Po prostu cud

Andrzej Capiga

publikacja 11.05.2014 20:47

- "Otwórzcie drzwi Chrystusowi"" - to moje ulubione zdanie wypowiedziane przez św. Jana Pawła II. Najczęściej je powtarzam - powiedziała Floribeth Mora Díaz.

Wizyta Kostarykanki Andrzej Capiga /GN Wizyta Kostarykanki
Serdeczne powitanie w Stalowej Woli

– Może ktoś z was jest słaby w wierze, może przeżywa jakieś kłopoty, wtedy świadectwo Floribeth Mory Díaz może go wzmocnić – powiedział, witając gości, proboszcz parafii bł. Jana Pawła II ks. Mariusz Kozłowski.

Floribeth przyjechała do Polski na zaproszenie księży werbistów. Towarzyszą jej mąż Edwin, synowie Edwin i Keynnar oraz ksiądz werbista z Kostaryki o. Franciszek Filar SVD. Ko­sta­ry­kan­ka przy­po­mnia­ła hi­sto­rię swo­je­go uzdrowienia.
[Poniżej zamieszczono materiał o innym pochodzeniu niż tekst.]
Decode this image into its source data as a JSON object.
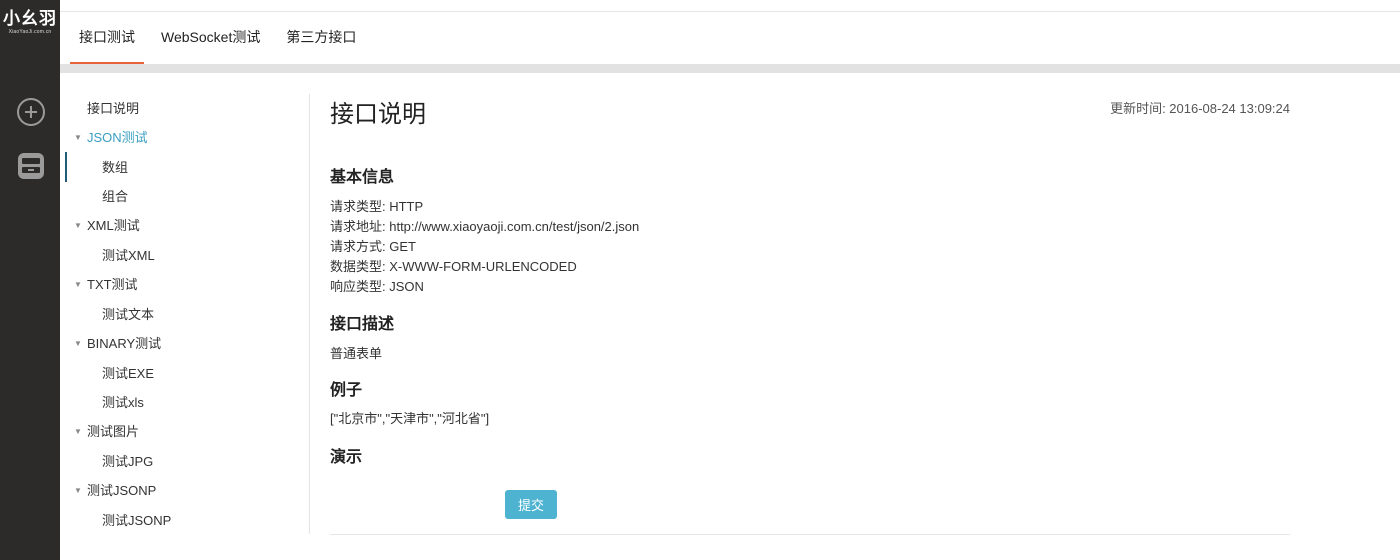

W pro­ce­sie kanonizacyjnym po­trzeb­ne jest uzna­nie cudu do­ko­na­ne­go za wsta­wien­nic­twem po­ten­cjal­ne­go świę­te­go. Do ka­no­ni­za­cji Jana Pawła II wy­bra­no przy­pa­dek Floribeth Mory Díaz. Oficjalne zatwierdzenie cudu przez Stolicę Apostolską było poprzedzone bardzo żmudnymi badaniami przeprowadzonymi przez wielu lekarzy,  w tym neurologów. Zaraz jak Floribeth zdała sobie sprawę z faktu, że nie jest już chora, zaczęła opowiadać swoją historię. Zamieściła ją nawet na stronie internetowej poświęconej bł. Janowi Pawłowi II. Wkrótce skontaktował się z nią Watykan. Poproszono ją o ponowne zrobienie badań w Kostaryce, a potem jeszcze raz we Włoszech. By całą sprawę zachować w tajemnicy, w Rzymie Floribeth Mora Díaz udawała chorą turystkę. – Zajęło się mną 10 różnych neurologów – opowiada.

Floribeth Mora Díaz głoszenie świadectwa o cudzie uważa obecnie za swoją najważniejszą misję. – Wszystko, co teraz robię, jest dla chwały Boga – mówi. O tym doświadczeniu, a przede wszystkim o umocnieniu wiary jej i jej bliskich oraz o radości płynącej z relacji z Janem Pawłem II chce dzielić się z rodakami świętego papieża.